6. There are a number of reasons why earlier migrants did not produce written or oral accounts of their migrations, including but not limited to, literacy levels, language constraints, and availability of resources.

7. The ‘Australian way of life’ was a rarely defined but frequently used term which became common currency in the late 1940s and 1950s in Australia. It was regularly used in official, public, and even advertising vernacular and referred to the idea of a quintessential and specific Australian spirit or character which related to upholding certain ideals and values. For further discussion of this term, see for example White (Citation1981, pp. 158–160), and for contemporaneous discussion, see Stanner (Citation1953).

8. There is one exception to this, namely Gepps Cross in South Australia, where kitchenettes were added later; however, this hostel was a British-only one and not open to DPs.
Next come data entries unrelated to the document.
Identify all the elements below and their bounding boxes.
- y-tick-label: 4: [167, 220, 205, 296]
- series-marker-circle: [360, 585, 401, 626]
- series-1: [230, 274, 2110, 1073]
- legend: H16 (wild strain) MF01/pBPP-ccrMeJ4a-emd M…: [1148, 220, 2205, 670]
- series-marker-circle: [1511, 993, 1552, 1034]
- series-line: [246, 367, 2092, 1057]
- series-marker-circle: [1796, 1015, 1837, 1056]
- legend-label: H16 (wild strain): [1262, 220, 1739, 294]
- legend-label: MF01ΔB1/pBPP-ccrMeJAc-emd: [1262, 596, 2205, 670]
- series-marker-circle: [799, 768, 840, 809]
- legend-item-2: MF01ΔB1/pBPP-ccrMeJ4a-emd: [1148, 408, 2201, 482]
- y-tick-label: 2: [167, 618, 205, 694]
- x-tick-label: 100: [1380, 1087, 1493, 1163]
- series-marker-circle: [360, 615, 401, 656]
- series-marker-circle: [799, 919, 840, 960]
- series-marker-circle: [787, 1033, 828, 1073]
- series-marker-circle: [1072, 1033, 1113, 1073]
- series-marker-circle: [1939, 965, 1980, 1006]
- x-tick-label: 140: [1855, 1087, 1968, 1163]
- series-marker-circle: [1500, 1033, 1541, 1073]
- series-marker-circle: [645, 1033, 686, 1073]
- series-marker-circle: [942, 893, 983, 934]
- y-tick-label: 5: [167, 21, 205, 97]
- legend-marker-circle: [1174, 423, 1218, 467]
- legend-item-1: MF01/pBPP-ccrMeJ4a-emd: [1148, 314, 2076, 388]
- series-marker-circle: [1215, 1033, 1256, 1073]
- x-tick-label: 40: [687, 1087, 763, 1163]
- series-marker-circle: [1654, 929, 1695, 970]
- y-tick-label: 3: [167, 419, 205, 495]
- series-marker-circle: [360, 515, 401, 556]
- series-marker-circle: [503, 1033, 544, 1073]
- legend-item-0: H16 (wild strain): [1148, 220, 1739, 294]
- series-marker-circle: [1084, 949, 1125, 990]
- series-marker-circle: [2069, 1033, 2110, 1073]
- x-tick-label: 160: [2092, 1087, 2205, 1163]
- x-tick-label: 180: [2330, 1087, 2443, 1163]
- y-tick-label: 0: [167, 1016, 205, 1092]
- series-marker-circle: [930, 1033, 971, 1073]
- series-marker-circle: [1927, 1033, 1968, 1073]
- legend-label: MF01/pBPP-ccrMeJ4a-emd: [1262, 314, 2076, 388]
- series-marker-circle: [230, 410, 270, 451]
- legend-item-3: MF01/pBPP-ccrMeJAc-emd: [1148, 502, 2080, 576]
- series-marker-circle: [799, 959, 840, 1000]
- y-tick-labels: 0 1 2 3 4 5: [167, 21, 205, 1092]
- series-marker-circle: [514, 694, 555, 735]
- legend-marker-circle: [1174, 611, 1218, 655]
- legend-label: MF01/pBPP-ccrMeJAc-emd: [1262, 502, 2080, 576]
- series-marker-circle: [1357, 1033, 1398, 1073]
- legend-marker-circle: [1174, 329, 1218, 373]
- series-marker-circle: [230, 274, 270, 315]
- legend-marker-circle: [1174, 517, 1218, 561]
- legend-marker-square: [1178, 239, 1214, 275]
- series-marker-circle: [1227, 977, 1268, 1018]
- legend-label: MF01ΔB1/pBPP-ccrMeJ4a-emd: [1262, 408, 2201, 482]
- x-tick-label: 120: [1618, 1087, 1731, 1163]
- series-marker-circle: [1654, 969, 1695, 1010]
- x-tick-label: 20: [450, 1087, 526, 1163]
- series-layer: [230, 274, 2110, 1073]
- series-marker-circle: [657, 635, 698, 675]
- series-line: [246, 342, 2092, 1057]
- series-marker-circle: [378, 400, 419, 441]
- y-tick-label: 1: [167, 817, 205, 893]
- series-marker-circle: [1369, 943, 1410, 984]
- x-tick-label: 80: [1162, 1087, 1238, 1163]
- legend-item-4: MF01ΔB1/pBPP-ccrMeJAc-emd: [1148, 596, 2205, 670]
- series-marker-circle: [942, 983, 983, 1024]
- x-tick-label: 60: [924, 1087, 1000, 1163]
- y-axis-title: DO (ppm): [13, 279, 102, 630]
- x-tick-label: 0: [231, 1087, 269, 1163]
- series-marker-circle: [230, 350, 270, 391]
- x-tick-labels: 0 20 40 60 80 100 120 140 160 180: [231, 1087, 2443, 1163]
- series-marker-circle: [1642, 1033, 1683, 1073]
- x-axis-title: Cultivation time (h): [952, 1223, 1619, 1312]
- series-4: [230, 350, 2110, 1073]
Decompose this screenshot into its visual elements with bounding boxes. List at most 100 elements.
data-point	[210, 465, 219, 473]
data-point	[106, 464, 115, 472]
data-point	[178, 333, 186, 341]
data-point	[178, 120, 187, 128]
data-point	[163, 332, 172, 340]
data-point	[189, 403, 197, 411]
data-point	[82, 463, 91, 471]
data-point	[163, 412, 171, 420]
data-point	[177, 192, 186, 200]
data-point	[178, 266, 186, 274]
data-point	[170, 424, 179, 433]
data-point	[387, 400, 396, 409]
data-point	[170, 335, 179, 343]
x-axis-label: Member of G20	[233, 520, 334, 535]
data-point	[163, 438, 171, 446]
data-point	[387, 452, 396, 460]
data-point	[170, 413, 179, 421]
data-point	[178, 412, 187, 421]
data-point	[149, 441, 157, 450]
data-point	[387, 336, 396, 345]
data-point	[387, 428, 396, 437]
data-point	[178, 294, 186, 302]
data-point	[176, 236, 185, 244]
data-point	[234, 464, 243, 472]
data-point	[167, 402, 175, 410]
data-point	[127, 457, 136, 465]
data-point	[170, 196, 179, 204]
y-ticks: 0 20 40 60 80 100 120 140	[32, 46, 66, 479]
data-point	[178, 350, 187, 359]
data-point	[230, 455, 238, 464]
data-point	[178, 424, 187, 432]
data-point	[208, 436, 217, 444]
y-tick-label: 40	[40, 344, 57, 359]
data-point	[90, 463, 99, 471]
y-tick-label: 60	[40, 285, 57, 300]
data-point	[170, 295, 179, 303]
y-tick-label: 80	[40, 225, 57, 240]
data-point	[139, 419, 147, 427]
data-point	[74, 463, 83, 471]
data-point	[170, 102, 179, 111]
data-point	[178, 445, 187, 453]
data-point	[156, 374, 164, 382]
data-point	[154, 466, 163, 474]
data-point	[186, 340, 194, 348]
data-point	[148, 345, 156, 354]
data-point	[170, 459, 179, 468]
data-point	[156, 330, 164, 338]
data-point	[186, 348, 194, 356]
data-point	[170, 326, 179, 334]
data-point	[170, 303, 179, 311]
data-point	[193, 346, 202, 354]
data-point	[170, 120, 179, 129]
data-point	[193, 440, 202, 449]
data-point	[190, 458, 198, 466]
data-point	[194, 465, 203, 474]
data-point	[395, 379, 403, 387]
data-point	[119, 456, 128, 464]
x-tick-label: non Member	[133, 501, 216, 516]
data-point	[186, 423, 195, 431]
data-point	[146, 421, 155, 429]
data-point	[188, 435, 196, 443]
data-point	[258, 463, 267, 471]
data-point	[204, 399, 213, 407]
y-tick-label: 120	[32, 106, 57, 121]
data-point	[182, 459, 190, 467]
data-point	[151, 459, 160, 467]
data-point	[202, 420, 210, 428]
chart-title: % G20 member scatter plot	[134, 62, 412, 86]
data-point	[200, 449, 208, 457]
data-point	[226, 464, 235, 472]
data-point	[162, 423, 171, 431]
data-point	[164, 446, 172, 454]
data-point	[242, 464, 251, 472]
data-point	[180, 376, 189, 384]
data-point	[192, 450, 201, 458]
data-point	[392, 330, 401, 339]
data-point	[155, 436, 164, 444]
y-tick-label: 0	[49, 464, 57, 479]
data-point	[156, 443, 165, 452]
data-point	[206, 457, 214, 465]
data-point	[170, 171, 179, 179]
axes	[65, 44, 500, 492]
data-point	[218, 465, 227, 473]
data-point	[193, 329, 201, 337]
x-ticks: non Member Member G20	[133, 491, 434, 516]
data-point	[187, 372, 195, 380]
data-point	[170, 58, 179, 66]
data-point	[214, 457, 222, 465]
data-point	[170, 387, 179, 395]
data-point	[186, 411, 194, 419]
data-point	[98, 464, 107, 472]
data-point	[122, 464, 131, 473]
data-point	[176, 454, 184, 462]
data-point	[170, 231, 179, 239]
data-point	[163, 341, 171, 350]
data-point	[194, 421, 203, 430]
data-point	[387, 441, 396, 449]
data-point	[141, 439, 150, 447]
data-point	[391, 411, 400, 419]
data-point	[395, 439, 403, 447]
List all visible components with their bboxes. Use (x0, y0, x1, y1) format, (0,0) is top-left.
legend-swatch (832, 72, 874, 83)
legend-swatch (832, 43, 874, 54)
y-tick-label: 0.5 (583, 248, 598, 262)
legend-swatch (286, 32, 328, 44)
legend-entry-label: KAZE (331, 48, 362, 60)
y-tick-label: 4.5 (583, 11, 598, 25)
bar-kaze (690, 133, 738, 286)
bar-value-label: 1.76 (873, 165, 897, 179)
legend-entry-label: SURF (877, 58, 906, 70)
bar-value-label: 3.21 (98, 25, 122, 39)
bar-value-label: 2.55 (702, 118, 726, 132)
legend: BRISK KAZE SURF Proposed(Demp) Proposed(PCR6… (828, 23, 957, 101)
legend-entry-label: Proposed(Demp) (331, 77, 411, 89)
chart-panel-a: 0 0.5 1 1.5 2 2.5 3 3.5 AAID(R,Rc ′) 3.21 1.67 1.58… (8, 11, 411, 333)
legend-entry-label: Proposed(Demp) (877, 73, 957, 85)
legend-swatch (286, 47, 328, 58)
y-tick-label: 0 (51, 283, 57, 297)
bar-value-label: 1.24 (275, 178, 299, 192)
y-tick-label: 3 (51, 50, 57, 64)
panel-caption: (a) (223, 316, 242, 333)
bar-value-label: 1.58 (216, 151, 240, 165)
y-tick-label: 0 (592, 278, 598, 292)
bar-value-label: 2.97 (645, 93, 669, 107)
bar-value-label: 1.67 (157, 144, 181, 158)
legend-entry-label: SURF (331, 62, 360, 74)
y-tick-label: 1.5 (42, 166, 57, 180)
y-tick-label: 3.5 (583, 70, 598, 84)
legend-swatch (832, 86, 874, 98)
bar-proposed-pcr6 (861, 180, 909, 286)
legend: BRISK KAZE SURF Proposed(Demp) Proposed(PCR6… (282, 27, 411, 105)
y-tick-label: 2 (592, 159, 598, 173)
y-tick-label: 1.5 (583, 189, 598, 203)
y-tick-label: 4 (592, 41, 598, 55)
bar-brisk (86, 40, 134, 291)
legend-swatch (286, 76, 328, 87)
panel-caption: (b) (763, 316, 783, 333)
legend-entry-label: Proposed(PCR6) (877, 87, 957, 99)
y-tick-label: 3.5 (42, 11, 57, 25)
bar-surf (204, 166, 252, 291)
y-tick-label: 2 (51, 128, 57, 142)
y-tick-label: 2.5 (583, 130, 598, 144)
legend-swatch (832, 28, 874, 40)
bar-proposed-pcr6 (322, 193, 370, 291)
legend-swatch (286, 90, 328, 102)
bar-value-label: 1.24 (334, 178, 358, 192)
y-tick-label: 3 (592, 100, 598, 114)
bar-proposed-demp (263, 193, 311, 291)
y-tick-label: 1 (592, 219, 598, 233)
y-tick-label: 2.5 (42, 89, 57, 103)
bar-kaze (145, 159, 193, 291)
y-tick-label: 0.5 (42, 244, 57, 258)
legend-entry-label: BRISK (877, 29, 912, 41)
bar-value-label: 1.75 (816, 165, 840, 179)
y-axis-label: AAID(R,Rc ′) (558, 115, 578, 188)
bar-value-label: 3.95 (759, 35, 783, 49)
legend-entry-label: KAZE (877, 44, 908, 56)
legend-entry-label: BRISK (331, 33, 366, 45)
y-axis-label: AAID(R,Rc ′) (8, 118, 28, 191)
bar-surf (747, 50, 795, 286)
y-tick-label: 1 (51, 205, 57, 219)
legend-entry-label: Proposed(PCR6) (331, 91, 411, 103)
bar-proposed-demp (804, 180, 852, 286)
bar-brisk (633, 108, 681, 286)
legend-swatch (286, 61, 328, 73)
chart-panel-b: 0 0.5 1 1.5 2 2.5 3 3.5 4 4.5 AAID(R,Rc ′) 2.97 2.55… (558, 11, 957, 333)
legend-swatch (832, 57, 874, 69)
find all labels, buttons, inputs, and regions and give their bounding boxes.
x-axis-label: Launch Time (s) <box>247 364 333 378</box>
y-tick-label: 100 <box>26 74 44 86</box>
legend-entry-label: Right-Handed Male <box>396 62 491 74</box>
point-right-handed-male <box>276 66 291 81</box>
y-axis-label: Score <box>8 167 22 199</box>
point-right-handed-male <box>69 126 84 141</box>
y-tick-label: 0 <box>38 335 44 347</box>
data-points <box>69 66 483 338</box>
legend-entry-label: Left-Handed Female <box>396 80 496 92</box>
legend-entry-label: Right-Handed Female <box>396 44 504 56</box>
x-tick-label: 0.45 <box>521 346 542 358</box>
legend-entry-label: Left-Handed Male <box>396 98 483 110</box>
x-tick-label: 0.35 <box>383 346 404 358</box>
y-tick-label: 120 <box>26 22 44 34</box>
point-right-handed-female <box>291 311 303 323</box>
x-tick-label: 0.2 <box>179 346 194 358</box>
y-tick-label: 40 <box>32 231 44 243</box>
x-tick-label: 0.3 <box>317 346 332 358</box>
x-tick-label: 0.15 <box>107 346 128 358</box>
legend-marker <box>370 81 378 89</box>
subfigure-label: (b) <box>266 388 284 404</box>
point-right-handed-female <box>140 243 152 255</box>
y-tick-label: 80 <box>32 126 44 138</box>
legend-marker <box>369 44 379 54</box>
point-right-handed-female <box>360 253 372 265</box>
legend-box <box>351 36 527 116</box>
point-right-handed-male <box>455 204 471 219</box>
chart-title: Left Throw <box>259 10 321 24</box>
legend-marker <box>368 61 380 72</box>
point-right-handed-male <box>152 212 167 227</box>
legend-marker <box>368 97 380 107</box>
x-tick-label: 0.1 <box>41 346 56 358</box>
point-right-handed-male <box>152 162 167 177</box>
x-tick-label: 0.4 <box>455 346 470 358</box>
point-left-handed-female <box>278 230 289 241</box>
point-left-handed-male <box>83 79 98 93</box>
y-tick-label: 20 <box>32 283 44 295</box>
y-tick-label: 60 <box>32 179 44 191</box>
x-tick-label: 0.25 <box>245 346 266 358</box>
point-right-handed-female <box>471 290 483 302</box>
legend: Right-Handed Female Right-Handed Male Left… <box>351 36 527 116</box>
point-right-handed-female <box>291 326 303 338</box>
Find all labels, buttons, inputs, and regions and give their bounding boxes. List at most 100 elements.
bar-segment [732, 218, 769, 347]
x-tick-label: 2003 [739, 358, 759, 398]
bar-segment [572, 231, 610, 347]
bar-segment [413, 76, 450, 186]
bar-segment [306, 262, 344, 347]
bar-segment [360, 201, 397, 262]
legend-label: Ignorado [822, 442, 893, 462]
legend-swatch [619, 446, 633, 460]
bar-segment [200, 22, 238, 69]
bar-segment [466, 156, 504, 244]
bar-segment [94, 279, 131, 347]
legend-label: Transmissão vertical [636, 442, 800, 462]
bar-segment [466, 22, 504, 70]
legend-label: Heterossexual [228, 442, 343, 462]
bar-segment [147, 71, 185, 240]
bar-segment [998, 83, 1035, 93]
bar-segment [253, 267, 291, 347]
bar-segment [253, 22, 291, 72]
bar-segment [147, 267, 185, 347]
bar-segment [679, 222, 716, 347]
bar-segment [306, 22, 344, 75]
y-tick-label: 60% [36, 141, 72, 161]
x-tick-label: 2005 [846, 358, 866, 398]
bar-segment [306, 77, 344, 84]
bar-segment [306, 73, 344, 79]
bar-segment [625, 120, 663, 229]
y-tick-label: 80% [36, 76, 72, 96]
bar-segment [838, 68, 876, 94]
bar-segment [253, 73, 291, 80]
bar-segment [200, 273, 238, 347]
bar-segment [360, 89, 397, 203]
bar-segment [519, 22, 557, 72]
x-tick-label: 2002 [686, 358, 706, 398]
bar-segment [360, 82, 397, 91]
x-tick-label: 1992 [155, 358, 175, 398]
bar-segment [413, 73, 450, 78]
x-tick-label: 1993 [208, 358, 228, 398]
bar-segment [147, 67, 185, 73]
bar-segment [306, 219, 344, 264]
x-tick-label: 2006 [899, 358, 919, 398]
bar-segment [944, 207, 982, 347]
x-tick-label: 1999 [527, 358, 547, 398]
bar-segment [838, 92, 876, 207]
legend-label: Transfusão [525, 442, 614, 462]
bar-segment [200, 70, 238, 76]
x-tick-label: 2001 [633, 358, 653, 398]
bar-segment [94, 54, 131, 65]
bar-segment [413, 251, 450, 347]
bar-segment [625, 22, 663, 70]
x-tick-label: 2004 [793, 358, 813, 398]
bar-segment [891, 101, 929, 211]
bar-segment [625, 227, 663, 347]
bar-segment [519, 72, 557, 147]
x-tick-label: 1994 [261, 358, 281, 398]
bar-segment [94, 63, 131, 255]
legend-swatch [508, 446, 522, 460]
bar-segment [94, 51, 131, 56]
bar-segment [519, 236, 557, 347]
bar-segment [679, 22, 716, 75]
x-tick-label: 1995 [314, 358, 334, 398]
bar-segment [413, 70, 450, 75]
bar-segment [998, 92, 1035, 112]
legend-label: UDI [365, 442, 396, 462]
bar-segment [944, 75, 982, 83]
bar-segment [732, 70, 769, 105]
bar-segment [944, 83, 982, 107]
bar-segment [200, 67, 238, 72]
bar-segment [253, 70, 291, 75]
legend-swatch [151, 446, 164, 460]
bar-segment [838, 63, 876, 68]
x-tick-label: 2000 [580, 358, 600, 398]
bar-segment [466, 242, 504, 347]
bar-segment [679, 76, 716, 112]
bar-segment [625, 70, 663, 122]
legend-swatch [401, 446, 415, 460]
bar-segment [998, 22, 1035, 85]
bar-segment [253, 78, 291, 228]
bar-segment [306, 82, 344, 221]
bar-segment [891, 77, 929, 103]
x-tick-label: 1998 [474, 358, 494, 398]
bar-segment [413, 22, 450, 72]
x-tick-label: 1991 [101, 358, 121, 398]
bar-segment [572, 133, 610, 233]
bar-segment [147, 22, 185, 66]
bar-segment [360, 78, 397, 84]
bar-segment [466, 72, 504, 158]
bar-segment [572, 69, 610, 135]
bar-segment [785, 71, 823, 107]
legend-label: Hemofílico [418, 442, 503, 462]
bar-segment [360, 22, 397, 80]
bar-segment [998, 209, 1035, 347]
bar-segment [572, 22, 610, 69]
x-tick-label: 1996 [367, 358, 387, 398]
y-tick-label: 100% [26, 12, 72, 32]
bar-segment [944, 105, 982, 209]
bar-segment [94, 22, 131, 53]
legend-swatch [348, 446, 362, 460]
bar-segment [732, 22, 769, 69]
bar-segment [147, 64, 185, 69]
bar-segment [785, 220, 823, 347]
9. Using the Elder Park Immigration Reception Depot menus for the period 1951–1952, Postiglione (Citation2010) comments on the high frequency of meat served to residents. Interestingly, a memo to the Manager of Elder Park in July 1954 from the Director of Hostels comments that ‘it appears migrants eat very little meat prepared for breakfast’ and agrees to a menu which limits meat at breakfast to bacon on Sunday and fried sausage on Mondays with the usual eggs (fried, poached, boiled, and scrambled) as the hot option (State Records of South Australia: GRG7, 119/1953).

10. By the 1970s and 1980s, menu items became what might be thought of as more international in flavour, with breakfast including pickled pork alongside cereal, toast, and eggs. Lunches and dinners similarly included ‘savoury spaghetti’ and pepperoni pizza, alongside roast chicken and baked mutton. Sandwich fillings and cold meats included Polish salami, Mettwurst, and Polony, although the latter was probably simply a name change with what was Fritz now served as Polony. By the 1980s, hostels were catering in a much more multicultural manner as large numbers of Southeast Asian refugees arrived; dining room menus included ‘ethnic’ items such as Nasi Goreng, Chicken Chow Mein, Chop Suey, dim sims, and sweet and sour pork, all with distinctly Australian twists, including large lashings of MSG. See for example NAA, CitationD2973, 3/1/4 and NAA, CitationD2973, 3/1/1.

11. Please note that oral histories (audio files and transcripts) will be deposited at the State Library of South Australia at the conclusion of the project; within this paper references are to initials and date of interview.

12. By contrast British migrants frequently wrote to newspapers in Australia and at home, they also wrote to officials including the King and the British Prime Minister about camp conditions and in particular about communal eating, the lack of private cooking facilities, and the quality of the food. British migrants also involved external British clubs and societies and other organisations sympathetic to their plight, all actions which were largely unavailable to DP women. See Hassam (Citation2009).

13. The rations were reportedly cut by up to 40%. Australian authorities argued that the rations were not ‘cut’ but rather ‘changed’ in line with age and gender nutritional requirements. Within days rations were restored.